Claiming Kin Symposium 2013

March 15-17, 2013
Schedule

Download the schedule (pdf)

FRIDAY, March 15
JESSE AUDITORIUM, Jesse Hall

7:00-8:15 pm - KEYNOTE ADDRESS

It’s me or the in-laws!:
The Rocky Relationship between Couples and Kin

Stephanie Coontz (Evergreen State College)

Author of award winning Marriage, a History: How Love Conquered Marriage, traces changes in marriage from an institution that supported loyalty to parents to one that competes with it.

SATURDAY, March 16
JESSE AUDITORIUM, Jesse Hall

8:30-9:00 am - Registration, Coffee, Book exhibit browsing


9:00-10:00 am - Jesse Auditorium

Kinship Mitigates Violent Conflict

Martin Daly (University of Missouri) discusses how theories of social evolution are relevant to modern human behavior, particularly violence within families.


10:00-10:30 am - Coffee Break


10:30-11:30 am - Jesse Auditorium

(Re)Conceptualizing Identity and Kinship: Insights from genetic ancestry testing

Charmaine Royal (Duke University) discusses how genetic ancestry testing can affirm or disrupt longstanding notions of ancestry, ethnicity, race, and kinship.


11:30 am-12:30 pm - Jesse Auditorium

My mother’s kin are not my father’s kin: Genomic imprinting in human development

David Haig (Harvard University) examines the internal genetic conflict that arises from receiving two different sets of genes and the expression of this conflict in fetal and childhood development.


12:30-2:15 pm Open Lunch


2:15-3:15 pm - Jesse Auditorium

Unlikely Dish Fellows: The Biotech Mode of Reproduction and the Question of Too Much Heterosex

Charis Thompson (University of California, Berkeley) considers and discusses new reproductive technologies that introduce a third genetic parent, along with the implications of this genetic mixing on citizenship, forensics, and therapeutics.

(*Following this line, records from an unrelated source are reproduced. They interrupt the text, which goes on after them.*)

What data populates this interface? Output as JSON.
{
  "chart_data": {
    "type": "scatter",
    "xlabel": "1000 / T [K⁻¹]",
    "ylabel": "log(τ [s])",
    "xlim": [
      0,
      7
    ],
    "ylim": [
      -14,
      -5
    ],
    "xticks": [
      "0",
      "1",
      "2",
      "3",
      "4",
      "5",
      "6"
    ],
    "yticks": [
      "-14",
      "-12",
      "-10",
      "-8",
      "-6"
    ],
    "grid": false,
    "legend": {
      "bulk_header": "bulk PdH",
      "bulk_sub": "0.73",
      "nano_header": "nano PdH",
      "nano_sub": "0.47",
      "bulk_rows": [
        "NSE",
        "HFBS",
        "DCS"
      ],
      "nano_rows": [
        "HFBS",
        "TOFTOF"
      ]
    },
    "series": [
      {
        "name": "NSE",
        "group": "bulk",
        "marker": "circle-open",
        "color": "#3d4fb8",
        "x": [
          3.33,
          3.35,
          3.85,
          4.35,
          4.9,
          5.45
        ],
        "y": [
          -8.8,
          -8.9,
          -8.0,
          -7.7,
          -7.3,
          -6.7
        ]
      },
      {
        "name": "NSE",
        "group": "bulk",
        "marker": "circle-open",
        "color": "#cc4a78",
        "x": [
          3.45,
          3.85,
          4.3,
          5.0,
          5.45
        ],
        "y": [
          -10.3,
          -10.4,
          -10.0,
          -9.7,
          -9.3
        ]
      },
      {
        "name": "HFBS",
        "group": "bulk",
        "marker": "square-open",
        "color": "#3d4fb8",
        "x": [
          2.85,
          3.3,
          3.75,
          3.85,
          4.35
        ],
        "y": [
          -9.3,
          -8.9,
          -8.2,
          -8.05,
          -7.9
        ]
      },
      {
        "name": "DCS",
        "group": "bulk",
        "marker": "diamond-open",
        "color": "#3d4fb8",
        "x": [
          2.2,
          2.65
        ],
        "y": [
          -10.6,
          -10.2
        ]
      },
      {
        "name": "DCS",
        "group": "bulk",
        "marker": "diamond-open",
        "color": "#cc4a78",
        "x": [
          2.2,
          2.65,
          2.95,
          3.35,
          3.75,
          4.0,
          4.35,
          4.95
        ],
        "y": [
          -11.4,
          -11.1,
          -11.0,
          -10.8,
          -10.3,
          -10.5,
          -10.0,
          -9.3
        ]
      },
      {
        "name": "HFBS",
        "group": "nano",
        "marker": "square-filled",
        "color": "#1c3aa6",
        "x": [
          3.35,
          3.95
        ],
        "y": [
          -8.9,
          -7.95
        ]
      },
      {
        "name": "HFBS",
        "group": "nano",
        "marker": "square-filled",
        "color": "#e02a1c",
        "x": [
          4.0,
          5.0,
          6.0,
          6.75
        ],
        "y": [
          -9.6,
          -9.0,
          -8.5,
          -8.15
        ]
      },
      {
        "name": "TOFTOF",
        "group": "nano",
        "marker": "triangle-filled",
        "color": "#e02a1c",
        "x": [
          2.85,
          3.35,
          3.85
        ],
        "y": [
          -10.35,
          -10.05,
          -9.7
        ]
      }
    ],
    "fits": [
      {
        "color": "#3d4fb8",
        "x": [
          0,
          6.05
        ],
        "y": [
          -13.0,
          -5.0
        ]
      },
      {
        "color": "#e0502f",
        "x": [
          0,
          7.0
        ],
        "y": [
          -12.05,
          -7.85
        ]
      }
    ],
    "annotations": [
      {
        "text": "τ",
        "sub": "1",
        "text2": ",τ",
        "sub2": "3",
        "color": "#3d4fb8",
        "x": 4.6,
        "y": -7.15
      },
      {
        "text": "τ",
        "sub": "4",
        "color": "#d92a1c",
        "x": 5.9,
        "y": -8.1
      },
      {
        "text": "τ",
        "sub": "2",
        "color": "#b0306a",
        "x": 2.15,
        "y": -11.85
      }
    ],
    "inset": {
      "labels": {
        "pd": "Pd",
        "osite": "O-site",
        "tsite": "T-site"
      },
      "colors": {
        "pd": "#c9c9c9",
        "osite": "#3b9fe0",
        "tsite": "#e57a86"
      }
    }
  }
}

3:15-4:15 pm - Jesse Auditorium

Zoobiquity: What Animal Psychopathology Can Teach Us About Mental Health

Barbara Natterson (University of California, Los Angeles) compares the psychopathology in animals to humans in order to gain novel insight into the nature and evolutionary origins of mental health and illness in humans.


4:30-5:15 pm Roundtable discussion with MARTIN DALY, CHARMAINE ROYAL, DAVID HAIG, CHARIS THOMPSON, BARBARA NATTERSON, ROBERT WALKER, THERESA KELLEY, and BERNARD CHAPAIS

SUNDAY, March 17

MONSANTO AUDITORIUM, Bond Life Sciences Center

8:30-9:00 am- Coffee and bagels


9:00-10:00 am- Monsanto Auditorium

Multiple Fathers in Lowland South America

Robert Walker (University of Missouri) investigates the possible benefits of partible paternity, a belief in Lowland South America that more than one male can contribute to the formation of a fetus and should participate in fathering.


10:00-11:00 am- Monsanto Auditorium

Figuring Kinship: Erasmus Darwin’s Botanical Monsters

Theresa Kelley (University of Wisconsin) focuses on the images of Erasmus Darwin (grandfather of Charles) to show how he used his research on plant traits to create kinship between humans and plants.


11:00-11:30 am- Refreshments


11:30 am- 12:30 pm- Monsanto Auditorium

How Kinship Created Human Society

Bernard Chapais (University of Montreal) describes the importance of kinship in primates and its evolutionary continuation as the foundation of human society.